CLI agent limitations
Driving a subscription CLI is often cheaper than metered API calls, but a CLI harness is not the same as calling a model directly. These are the real trade-offs, stated plainly.
Who runs the tools
With an API-key provider, Koryphaios owns the agent loop: the model proposes a tool call, and Koryphaios executes it — so every action passes through Koryphaios's permission prompts and the critic gate.
With a CLI harness, the CLI is itself a full agent that runs its own tools (edit, shell, search) internally. Koryphaios can't intercept each of those internal tool calls, so its per-command permission gating and critic don't sit in front of them. What Koryphaios enforces instead is orchestration: it blocks the CLI from spawning its own uncontrolled sub-agents (so all delegation goes through Kory's manager → workers → critic), it can disable web search, and — when a CLI is shared with someone else — it confines the whole CLI in an OS sandbox. This is the single most important thing to understand about CLI models.
Trade-offs common to most CLI harnesses
- Reconstructed telemetry. Because the CLI runs tools itself, Koryphaios reconstructs the tool feed from the CLI's own logs/telemetry. It's faithful but can lag the live edit slightly, and detail varies by CLI.
- Session isolation. Koryphaios runs each CLI in a dedicated home/socket/session id so its automated runs never commingle with your own interactive terminal sessions.
- Timeouts. A stuck CLI turn is killed after a fixed timeout so it can't hang a session.

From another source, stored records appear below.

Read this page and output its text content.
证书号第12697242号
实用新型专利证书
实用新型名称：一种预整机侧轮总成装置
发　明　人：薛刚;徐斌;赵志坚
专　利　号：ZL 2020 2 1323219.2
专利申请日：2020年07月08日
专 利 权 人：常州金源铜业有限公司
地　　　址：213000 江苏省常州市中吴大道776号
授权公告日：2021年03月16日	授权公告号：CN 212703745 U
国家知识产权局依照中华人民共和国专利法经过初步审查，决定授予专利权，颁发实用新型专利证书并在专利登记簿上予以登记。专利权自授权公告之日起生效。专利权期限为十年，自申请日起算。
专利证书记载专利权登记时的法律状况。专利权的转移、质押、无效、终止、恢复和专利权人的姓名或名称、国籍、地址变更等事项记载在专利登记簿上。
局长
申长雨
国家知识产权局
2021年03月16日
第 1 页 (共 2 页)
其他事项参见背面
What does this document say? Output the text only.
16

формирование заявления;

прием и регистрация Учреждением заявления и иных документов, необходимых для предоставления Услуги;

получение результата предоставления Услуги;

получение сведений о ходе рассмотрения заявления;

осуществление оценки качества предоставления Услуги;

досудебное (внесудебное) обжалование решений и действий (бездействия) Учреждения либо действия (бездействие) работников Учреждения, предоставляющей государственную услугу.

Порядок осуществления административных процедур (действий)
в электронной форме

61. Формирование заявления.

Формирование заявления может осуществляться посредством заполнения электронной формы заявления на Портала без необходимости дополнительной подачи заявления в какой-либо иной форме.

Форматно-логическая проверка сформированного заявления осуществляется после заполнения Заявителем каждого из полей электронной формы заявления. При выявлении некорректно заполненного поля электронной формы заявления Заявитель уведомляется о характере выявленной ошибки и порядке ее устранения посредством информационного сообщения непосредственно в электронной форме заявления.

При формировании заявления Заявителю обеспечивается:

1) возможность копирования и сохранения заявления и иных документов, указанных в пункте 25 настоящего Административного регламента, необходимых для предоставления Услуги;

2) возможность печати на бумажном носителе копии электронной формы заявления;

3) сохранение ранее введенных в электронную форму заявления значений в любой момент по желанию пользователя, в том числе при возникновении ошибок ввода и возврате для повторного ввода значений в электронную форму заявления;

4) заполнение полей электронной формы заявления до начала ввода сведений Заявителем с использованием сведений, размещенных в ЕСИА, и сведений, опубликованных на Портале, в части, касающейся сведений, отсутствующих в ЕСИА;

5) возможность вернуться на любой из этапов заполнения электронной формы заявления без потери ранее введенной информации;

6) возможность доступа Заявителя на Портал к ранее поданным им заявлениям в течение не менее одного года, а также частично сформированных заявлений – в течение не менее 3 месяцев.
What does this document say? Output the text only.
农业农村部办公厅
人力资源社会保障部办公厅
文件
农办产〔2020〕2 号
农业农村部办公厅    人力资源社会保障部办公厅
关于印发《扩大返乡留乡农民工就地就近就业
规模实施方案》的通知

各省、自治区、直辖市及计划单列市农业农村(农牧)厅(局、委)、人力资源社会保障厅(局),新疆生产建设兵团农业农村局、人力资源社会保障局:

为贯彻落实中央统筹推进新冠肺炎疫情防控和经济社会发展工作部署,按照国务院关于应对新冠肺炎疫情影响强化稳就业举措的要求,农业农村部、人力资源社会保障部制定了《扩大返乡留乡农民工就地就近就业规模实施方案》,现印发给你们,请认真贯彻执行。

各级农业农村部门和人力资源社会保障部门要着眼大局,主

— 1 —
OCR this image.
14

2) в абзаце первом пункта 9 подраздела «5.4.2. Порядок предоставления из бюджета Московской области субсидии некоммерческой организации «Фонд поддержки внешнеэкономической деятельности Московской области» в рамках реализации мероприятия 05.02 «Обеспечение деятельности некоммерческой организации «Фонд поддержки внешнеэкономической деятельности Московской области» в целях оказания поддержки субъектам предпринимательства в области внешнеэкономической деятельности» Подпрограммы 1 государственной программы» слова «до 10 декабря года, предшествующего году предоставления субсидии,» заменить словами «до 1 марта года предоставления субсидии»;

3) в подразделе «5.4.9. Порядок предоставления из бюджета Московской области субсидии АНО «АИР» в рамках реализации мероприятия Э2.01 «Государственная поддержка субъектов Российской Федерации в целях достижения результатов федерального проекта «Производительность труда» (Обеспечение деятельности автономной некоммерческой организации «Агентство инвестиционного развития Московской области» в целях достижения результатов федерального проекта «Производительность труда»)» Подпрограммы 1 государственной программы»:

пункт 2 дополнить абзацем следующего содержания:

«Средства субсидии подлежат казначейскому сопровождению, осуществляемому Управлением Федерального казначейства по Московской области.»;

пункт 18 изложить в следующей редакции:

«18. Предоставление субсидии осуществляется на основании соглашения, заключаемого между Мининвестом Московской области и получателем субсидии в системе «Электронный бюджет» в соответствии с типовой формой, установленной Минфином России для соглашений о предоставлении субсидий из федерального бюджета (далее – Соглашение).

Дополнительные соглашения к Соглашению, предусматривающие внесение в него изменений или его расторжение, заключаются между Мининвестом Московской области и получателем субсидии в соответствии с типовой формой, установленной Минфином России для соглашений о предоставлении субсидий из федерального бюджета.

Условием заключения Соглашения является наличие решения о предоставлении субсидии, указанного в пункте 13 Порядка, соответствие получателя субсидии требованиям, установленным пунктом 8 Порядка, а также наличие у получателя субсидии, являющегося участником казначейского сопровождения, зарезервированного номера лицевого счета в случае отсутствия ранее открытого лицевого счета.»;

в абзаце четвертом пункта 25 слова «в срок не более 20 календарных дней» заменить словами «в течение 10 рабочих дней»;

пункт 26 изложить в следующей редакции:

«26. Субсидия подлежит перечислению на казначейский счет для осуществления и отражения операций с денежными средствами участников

- Terms of service. A subscription token may only be used through the vendor's own CLI. Koryphaios respects this by shelling out to the logged-in CLI and never holding the token — but it also means you can't freely share that subscription with others.
Per-provider specifics
| CLI | Reasoning | Vision | Notable limitation |
|---|---|---|---|
| Claude Code | Effort as a thinking-token budget | Yes (model-dependent) | Reasoning text is redacted by Anthropic — you see a thinking indicator and token count, not the words. |
| Codex | Per-model levels | Model-dependent | New models can be hidden if the pinned client version is stale (the backend gates models by minimum client version). |
| Grok | Only when the model advertises it | None — text only | Text-only: image attachments are dropped. Web search runs inside the CLI (can only be turned off, not inspected). |
| Cursor | Yes (real streamed reasoning) | Model-dependent | Requires a Cursor subscription; no tool events beyond what the CLI reports. |
| Devin | Baked into the model tier — no separate effort flag | Model-dependent | Fixed model set; cloud-backed, so turns depend on Cognition's service. |
| Cline | none / low / medium / high / xhigh | Model-dependent | BYO-key inside Cline — Koryphaios never holds the key, and can't meter spend the CLI manages. |
| Antigravity | No effort control | Model-dependent | Reasoning is scraped from a trajectory database as it runs — a fragile stream vs. a clean API. |
Why the reasoning picker appears and disappears
The reasoning-effort control is driven by what each model actually reports. Some models expose named levels (low/medium/high), some take a raw token budget, and some expose nothing — so the picker shows up for models that support it and hides for those that don't. That's intentional: it reflects real capability rather than pretending every model can reason on demand.
When to prefer an API key instead
Reach for an API-key provider when you want Koryphaios to own every tool call (tightest permission control and critic coverage), when you need vision on a text-only CLI like Grok, or when you want exact token accounting. Reach for a CLI when you'd rather pay a flat subscription than per token, and you're comfortable letting the CLI run its own tool loop.